In fact, when Nora was still a cub reporter at the New York Post, Helen was the first editor to ever offer her a magazine assignment: an article skewering New York’s famously catty fashion rag. When “Women’s Wear Daily Unclothed” appeared in Cosmopolitan’s January 1968 issue, it prompted threats of a lawsuit from Fairchild—a sure sign that Ephron had arrived. (Years later, she wrote to thank Helen for giving her the assignment, which she said was “one of the first things I ever did in which I found my voice as a writer.”) The same year, Mallen De Santis asked her to undergo a makeover for the magazine.
Nora wrote about her redo in the May 1968 issue in a sequence of shor
t, funny diary entries that accompanied her before-after transformation. In her article, “Makeover: The Short, Unglamorous Saga of a New, Glamorous Me . . . ,” she gave a blow-by-blow account of the experience, from deciding on a new “nighttime look” with Mallen to arriving at Lupe’s hair salon the following day to be styled by the famous high-society Spanish hairdresser. Flourishing a pair of solid-gold scissors, Lupe told Nora his vision for her hair: “de ringlets in de front and de shaggy in de back.”

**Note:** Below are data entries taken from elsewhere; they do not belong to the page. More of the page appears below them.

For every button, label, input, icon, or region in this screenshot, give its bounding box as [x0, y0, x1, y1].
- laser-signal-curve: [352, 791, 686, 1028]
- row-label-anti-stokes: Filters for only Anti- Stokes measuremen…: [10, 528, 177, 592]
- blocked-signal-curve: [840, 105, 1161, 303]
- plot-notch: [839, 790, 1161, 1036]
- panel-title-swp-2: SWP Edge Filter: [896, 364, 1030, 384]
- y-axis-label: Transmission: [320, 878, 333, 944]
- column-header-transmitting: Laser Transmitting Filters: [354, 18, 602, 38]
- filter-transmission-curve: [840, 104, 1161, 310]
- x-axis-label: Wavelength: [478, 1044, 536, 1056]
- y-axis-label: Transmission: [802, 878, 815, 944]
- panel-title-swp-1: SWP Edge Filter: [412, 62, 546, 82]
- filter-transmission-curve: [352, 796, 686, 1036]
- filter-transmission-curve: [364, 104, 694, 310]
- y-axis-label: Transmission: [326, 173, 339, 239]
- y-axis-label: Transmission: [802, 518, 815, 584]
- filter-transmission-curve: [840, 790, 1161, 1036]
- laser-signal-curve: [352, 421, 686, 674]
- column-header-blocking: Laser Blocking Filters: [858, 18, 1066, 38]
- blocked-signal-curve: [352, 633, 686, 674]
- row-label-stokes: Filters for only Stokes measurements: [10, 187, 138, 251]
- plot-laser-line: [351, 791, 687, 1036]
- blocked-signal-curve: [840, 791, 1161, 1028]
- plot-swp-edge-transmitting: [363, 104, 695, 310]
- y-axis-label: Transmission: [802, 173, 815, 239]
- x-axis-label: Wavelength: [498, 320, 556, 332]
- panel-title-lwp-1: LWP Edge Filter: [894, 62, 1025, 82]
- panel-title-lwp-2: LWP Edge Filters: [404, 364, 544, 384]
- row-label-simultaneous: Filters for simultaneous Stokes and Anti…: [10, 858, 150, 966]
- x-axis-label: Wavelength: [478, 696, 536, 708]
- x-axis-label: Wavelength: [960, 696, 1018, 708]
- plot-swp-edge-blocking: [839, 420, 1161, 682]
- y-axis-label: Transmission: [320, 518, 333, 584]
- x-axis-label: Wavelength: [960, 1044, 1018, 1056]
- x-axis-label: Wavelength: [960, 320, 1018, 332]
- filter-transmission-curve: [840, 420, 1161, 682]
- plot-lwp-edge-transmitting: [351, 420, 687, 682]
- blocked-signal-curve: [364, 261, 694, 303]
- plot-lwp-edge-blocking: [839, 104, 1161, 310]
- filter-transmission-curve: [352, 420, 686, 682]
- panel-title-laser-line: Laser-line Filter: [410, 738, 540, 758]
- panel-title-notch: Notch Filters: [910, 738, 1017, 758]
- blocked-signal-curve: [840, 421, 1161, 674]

Nora allowed “de ringlets in de front,” but ultimately nixed “de shaggy in de back” because it would take two years to grow back her hair if he chopped it all off. Three hours later, with her hair washed, cut, and set with rollers, she joined Mallen and the photographer in a limo headed to his studio, where the makeup artist would take over. After examining her closely, he decided she was “not pretty-pretty” and pointed out everything that was wrong with her face. (“Told me my face too narrow, eyebrows too arched, chin too long,” she later recounted.) He then went about correcting it through the magic of makeup and contour.
At the end of the day, Nora left the photographer’s studio with glued-on lashes and bright red lips, as well as a seemingly wider face, softer brows, and shorter chin. She wrote the last entry of her makeover journal the next morning: “Ringlets have lost curls. False eyelashes sitting in medicine cabinet. Old me back in the mirror—the last person I expected to see.”
IN 1968, NORA Ephron already had a recognizable byline, but many of the makeovers that ran in Cosmo were of complete unknowns. For her makeover models, Mallen De Santis didn’t go through an agency. She simply walked down the hall.